Structural maintenance of chromosome genes. We identified smc1 and smc3 in all arthropods (Fig. 1); the phylogeny (Fig. 3) distinguishes smc1 and smc3 homologues from smc2 and smc4 (components of the condensin complex). The two smc1 homologues in Nasonia and Apis likely represent a tandem duplication; in each species, the two smc1 copies are each present on one genomic scaffold separated by ∼1 kb. In contrast, the two smc1 copies in Daphnia do not represent a tandem duplication (Schurko et al., 2009). The phylogeny (Fig. 3) shows a longer branch for XP_001603761 (Nasonia) and XP_001120789 (Apis), suggesting an accelerated rate of sequence divergence for these duplicate copies. In addition, there is expressed sequence tag (EST) evidence only for NP_001152812 (Nasonia) (Table S1) and XP_395059 (Apis). Single smc3 paralogues in Anopheles, Daphnia and Ixodes form long branches in the phylogeny at the base of the smc3 clade (Fig. 3). These divergent copies might represent remnants of an old duplication that has been lost from many eukaryotes (Schurko et al., 2009). Among the other non-cohesin smc genes, smc2 and smc4 are found in Nasonia and in all arthropods (Fig. S8).
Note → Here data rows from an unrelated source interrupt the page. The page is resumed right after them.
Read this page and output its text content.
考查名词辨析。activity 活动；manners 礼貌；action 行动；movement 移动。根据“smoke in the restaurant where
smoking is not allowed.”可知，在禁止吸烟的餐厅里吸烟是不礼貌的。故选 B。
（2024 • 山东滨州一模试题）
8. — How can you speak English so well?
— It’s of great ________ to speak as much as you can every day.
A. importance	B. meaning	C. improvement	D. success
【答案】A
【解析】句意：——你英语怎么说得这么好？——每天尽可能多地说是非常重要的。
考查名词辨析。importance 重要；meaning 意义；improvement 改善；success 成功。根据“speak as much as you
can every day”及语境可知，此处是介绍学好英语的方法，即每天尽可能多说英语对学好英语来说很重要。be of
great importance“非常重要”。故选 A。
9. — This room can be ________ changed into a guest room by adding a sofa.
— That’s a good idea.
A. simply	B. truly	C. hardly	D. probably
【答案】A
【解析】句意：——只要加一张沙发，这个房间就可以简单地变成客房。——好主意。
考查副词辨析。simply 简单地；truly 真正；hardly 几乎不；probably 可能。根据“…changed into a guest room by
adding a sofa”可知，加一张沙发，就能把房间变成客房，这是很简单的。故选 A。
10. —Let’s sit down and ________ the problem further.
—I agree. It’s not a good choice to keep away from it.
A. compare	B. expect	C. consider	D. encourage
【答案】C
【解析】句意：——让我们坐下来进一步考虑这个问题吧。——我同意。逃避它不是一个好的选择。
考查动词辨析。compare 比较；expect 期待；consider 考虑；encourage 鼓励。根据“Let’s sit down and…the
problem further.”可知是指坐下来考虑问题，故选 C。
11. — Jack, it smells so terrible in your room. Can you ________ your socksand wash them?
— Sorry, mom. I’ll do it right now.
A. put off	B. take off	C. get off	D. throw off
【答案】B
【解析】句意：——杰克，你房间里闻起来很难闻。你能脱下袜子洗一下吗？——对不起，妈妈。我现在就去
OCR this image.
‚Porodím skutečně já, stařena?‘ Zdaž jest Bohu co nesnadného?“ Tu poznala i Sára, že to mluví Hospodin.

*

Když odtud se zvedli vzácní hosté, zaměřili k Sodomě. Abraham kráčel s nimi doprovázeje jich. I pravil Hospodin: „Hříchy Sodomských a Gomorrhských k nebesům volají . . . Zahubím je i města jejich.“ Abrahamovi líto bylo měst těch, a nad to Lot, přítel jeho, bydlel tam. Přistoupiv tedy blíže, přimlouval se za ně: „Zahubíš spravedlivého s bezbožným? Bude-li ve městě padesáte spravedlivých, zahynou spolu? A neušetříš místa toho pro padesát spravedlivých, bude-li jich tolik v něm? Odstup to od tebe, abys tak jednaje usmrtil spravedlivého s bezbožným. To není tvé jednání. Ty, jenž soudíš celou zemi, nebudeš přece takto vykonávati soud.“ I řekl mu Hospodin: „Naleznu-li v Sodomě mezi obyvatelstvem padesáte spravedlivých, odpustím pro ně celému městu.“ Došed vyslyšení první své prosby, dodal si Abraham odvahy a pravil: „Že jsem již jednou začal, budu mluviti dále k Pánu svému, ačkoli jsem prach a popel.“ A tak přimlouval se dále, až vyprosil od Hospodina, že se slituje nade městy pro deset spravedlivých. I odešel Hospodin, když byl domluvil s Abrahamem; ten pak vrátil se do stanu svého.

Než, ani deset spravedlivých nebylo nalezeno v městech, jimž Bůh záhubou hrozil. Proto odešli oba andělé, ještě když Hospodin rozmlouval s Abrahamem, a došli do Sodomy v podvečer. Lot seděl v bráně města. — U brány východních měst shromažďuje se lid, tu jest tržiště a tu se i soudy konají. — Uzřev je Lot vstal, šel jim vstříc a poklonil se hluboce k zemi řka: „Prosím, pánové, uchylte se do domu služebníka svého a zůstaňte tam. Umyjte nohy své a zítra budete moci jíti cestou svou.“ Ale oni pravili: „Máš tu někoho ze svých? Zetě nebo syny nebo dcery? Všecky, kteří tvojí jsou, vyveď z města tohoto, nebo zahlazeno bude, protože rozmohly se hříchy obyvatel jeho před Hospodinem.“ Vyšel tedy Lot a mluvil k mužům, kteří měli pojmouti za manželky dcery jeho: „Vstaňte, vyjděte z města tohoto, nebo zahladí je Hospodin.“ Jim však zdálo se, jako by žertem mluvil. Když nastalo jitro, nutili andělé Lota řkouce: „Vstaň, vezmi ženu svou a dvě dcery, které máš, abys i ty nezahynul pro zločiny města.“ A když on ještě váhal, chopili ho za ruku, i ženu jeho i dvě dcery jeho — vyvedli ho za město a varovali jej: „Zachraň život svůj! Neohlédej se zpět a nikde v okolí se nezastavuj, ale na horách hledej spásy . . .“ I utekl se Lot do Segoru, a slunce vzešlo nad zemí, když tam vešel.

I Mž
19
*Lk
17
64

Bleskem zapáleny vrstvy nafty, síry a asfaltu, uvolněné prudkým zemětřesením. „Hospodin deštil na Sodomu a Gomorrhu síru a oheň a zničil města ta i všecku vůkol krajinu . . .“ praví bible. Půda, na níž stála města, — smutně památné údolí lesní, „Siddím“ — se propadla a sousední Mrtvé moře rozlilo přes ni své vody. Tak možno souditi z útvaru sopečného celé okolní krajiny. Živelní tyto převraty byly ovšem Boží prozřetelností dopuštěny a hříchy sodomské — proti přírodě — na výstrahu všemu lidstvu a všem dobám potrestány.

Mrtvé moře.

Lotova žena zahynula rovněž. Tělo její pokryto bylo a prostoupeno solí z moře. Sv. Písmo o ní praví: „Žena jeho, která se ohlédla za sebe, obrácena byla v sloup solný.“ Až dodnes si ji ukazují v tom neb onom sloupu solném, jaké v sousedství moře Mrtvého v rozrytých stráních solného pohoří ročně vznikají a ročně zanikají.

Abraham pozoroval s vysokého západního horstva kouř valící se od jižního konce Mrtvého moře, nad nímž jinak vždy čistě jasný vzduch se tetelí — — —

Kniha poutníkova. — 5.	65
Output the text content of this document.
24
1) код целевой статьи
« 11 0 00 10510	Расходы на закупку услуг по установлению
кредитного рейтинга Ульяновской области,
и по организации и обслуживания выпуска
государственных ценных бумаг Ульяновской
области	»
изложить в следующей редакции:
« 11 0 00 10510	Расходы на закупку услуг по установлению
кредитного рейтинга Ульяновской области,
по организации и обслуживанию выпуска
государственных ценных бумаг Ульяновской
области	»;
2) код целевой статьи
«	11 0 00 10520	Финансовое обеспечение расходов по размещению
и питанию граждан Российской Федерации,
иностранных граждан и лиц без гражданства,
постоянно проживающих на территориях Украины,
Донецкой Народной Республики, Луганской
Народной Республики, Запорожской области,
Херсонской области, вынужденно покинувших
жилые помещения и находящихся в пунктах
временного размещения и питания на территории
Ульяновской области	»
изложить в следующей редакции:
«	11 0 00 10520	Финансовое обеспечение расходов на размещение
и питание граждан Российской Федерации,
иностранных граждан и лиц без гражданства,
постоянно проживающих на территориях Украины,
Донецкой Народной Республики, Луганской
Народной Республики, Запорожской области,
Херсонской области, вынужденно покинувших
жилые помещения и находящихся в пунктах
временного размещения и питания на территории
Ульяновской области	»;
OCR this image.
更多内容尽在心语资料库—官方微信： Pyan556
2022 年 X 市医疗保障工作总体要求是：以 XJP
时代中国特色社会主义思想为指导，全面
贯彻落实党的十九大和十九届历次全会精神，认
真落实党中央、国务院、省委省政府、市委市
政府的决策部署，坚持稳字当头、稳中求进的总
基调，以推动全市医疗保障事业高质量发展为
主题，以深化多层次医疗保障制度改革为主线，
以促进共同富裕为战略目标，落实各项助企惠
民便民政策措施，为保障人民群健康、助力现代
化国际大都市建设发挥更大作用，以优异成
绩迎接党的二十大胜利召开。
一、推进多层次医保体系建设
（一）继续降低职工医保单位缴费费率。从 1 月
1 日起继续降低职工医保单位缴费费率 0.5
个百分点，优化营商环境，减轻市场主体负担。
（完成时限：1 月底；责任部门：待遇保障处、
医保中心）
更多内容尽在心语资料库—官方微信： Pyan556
Timeout (tim-2). timeout (tim-2) encodes a protein that regulates the loading of cohesin onto chromosomes during DNA replication in C. elegans (Benna et al., 2000; Chan et al., 2003). TIM-2 is a paralogue of TIMELESS (TIM-1), a circadian rhythm protein in insects (Myers et al., 1995). In mammals, TIM-2 forms a complex with Tipin that is involved in the DNA damage checkpoint response (Chou & Elledge, 2006), while in yeast TIM-2 (called TOF1) and Tipin are involved in meiotic and mitotic chromosome segregation (Xu et al., 2004). Homologues of timeout (tim-2) are present in Nasonia and in all arthropods, with two copies present in Daphnia (Fig. 1). The phylogeny distinguishes tim-2 orthologues from arthropod-specific timeless (tim-1) (Fig. S3C). However, the function of tim-2 in arthropods has not been determined and the phylogeny alone cannot predict whether tim-2 orthologues are involved in meiosis as demonstrated in C. elegans and yeast.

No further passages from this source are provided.